Los tratamientos para abandonar el alcohol están diseñados principalmente para hombres, y apenas existen programas específicos con enfoque de género, lo que dificulta tanto el acceso como la recuperación de las mujeres. Un ejemplo claro es el periodo de incomunicación que se impone en muchos tratamientos, que suele durar entre dos y cuatro semanas, durante las cuales el paciente no puede tener contacto con el exterior. “Para las mujeres, esto es mucho más difícil de aceptar que para los hombres, debido a la carga relacional, que a menudo está vinculada al cuidado de otras personas”, señala Castells. “Muchas mujeres tienen personas a su cargo, como familias, y esta exigencia de incomunicación se convierte en el primer obstáculo insuperable, lo que provoca que abandonen el tratamiento antes de completar esta fase de adaptación”.
Pero hay otros desafíos. “Si el consumo de una mujer está relacionado con una situación de violencia, como era mi caso, y se le exige abstinencia para acceder a los recursos, pero esos mismos recursos no identifican o no abordan esa violencia, el proceso pierde sentido. ¿Cómo se espera que una mujer deje de consumir cuando esa adicción le está ayudando a enfrentar y soportar la situación de violencia? Lo mismo sucede con los psicofármacos. ¿Cómo podemos pedirle a una mujer que deje de tomarlos si tiene que hacer frente a dobles o triples jornadas laborales y domésticas? Si no cuestionamos los factores que llevaron al consumo, será muy difícil tratar la adicción en sí”, subraya Castells, quien, tras su recuperación, se dedica a incorporar la perspectiva de género en el tratamiento de las adicciones.

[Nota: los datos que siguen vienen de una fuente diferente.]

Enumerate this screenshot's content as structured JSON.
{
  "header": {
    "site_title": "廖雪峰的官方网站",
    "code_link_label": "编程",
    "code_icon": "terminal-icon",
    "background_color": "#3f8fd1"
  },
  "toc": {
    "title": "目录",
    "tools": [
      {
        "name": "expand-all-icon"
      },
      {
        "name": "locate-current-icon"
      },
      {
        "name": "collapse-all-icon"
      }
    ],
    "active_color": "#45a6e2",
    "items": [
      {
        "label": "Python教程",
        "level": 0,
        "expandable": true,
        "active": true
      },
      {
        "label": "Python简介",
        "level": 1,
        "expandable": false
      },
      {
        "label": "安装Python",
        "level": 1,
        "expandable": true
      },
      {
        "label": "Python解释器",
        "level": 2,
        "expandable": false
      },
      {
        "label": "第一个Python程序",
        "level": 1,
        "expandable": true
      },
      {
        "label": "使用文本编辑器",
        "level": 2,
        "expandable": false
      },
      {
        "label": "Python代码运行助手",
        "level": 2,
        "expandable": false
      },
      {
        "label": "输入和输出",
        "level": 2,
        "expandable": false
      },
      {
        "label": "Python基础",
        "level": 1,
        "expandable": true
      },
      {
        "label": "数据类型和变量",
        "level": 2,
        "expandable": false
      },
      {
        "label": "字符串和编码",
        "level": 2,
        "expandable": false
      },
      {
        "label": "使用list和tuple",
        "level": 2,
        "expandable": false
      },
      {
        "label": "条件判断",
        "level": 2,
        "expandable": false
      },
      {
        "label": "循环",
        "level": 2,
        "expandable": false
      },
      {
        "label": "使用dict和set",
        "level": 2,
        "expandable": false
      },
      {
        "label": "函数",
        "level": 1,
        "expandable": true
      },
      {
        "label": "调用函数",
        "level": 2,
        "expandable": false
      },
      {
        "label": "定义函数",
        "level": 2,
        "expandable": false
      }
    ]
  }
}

Hay un hecho indiscutible: el consumo de sustancias, ya sea alcohol o drogas, está asociado a la masculinidad. “Es coherente con las expectativas que se tienen de los hombres: asumir riesgos, experimentar, buscar el placer, vivir en exceso. Todos estos son atributos que encajan con lo que se espera de la masculinidad”, explica Ana Burgos, antropóloga e integrante del proyecto Malva en la Fundación Salud y Comunidad. “Sin embargo, estas conductas se alejan de lo que se espera de las mujeres, a quienes se les exige moderación, prudencia y silencio. Así, cuando los hombres consumen sustancias, incluso de manera problemática, se percibe como un exceso de masculinidad, algo que se les ha ido de las manos. Pero cuando lo hacemos nosotras, se interpreta como una ruptura con los mandatos de la feminidad. Ese desvío es duramente castigado socialmente, manifestándose en estigmas como ‘mala madre’, ‘viciosa’, ‘mala mujer’ o incluso ‘puta’, ya que el consumo femenino también suele asociarse con una sexualidad percibida como inapropiada. Esto daría para una tesis, pero es uno de los temas que más surge cuando hablamos de mujeres que consumen sustancias”, añade Burgos.

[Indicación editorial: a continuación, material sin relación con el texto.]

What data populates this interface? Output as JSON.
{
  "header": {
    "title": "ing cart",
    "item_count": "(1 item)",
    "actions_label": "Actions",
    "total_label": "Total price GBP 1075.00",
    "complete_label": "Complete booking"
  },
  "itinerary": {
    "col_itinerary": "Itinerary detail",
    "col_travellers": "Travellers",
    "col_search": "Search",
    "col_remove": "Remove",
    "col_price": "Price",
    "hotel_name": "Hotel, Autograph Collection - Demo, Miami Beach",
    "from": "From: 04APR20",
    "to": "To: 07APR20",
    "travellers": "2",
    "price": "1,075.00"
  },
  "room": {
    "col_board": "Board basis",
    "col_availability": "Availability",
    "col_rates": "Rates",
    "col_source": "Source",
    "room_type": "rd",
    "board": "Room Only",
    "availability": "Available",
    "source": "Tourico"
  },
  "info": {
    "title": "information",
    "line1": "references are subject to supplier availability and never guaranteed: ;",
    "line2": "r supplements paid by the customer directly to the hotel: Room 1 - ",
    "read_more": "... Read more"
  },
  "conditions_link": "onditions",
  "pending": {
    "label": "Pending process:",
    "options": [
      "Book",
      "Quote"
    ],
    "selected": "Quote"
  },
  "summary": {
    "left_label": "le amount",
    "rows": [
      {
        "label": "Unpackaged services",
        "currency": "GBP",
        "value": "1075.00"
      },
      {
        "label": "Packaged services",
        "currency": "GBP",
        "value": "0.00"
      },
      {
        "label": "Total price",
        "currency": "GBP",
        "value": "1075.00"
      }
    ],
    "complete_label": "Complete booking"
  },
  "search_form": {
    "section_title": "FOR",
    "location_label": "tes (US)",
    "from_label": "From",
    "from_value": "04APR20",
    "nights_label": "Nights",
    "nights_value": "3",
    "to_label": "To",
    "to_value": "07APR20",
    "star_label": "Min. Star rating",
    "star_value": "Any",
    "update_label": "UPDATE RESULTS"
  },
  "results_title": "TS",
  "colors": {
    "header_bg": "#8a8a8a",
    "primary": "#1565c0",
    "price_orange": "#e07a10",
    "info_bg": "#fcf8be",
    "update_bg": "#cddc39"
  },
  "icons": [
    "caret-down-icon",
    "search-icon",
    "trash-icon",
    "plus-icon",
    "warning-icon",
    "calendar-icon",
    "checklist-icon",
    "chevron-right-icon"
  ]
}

Abrimos un melón: ¿Por qué como sociedad nos cuesta tanto aceptar que las mujeres consuman alcohol? “Porque tenemos una visión moralista sobre lo que las mujeres deben y no deben hacer”, responde Ana Burgos. Somos mucho más inflexibles con ellas, hasta el punto de que muchas veces las dejamos de lado. “Las mujeres sufren un mayor abandono por parte de su entorno. En los centros de tratamiento es común ver a hombres con un consumo problemático de alcohol que cuentan con el apoyo de sus parejas, que no necesariamente son consumidoras problemáticas. Pero es muy raro ver lo contrario: una mujer con un consumo problemático apoyada por su pareja masculina. Los hombres suelen abandonarlas con más frecuencia, y esto también está vinculado a cuestiones de género”, confiesa Burgos. Es otra carga que deben soportar: la soledad impuesta por una sociedad que elige castigar antes que comprender.